June 10, 2002.
Early in the afternoon, members of the National Association of Real Estate Editors (NAREE) went by subway to the closest remaining station to the WTC site. It was like a school outing, with group leaders in red caps leading the way. We emerged in the bright sun at Church Street, which runs on the east side of the site. The wooden fencing at street level makes it look like nothing more than an enormous construction site.
Turning west, we followed a long, enclosed construction-area scaffolding tunnel along the former Liberty Street, which at one point passed by a closed fire station, the one closest to the site, its entrance plastered with photos and memorials of all descriptions. The tunnel led to 2 World Financial Center, part of a complex close to the Hudson River that had survived and is partly open, but largely devoid of people even now. Our group was scheduled to meet on the 12th floor of the building, in former Merrill Lynch offices. From that vantage, I saw the entire sweep of the 16 acres or so of the WTC site.
(Notes written on the 12th floor of 2 World Financial Center:
(From here you can see the world’s most famous vacant lot. It’s quite large, and deep, looking something like an active quarry, but you don’t realize its scale until you focus on the earth-moving equipment and the workers, who are almost specks off in the pit. Faced with this hole, I’m having trouble visualizing what used to be here. Maybe that’s because the last — and only — time I saw the Twin Towers close up was on a visit to the top in 1983, but another man standing at the windows remarked that he felt the same way, though he used to see them often.
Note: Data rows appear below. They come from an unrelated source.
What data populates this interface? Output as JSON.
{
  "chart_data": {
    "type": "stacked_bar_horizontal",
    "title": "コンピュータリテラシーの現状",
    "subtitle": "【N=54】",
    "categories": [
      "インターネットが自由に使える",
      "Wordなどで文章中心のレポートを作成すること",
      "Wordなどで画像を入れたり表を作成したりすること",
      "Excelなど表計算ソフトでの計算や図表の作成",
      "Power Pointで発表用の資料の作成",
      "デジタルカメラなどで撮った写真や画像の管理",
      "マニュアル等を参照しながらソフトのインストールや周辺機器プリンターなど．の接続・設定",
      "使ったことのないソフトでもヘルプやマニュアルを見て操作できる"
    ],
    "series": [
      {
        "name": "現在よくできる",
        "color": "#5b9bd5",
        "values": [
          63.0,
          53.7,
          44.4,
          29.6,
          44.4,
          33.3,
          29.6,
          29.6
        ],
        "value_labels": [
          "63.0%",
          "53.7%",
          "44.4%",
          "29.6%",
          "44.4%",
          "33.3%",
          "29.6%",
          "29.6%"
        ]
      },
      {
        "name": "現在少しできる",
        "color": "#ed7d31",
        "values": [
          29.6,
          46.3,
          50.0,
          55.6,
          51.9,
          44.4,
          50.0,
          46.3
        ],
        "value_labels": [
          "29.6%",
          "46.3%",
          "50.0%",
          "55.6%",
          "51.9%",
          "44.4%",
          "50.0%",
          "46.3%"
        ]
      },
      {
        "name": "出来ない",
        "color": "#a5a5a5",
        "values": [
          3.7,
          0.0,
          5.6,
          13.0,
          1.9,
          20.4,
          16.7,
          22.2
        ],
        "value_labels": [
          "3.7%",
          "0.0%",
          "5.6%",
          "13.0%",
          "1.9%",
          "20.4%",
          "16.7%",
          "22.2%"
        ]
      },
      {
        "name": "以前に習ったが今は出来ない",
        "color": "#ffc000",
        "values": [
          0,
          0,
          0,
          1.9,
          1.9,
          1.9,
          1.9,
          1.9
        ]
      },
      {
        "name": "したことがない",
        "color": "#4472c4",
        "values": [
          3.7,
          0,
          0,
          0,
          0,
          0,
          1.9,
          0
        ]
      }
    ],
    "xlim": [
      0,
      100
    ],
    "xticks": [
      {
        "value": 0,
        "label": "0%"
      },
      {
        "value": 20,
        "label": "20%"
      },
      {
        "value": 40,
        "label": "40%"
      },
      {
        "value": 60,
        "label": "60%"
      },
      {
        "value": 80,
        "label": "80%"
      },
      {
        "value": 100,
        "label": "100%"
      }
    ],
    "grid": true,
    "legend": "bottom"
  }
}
(It is a haunting place to see, and I’m reminded of other sites of great violence that I’ve seen in person — even greater violence, in terms of the number of people killed, since I’m thinking of Hiroshima and Auschwitz. All very different in character and historic circumstance, but with the common thread of mass death.)
The conference involved a handful of speakers discussing the debris removal at the WTC site, an amazingly complicated effort, and the hurly-burly involved in redeveloping it. Then, to add to the surrealness of the day, NAREE held a cocktail reception afterward on the floor of the New York Stock Exchange, which isn't far away. It's a primary rain forest of electronic equipment — the guts of the capitalist beast — no, the sinews of the Invisible Hand. At the conclusion of the function, I left the Exchange and lingered for a while on the steps of Federal Hall. That sort of thing appeals to someone historically minded like me, since Washington was inaugurated on those steps on April 30, 1789.
You’d think that would be enough for one day, but no. I walked south to the tip of Manhattan and caught the Statton Island Ferry. The purpose of the trip was simply to ride the Statton Island Ferry, since I rode it back as soon as I got there. And I was rewarded with a sunset view of Manhattan. Even that was strange. The skyline looked like it had lost its two front teeth.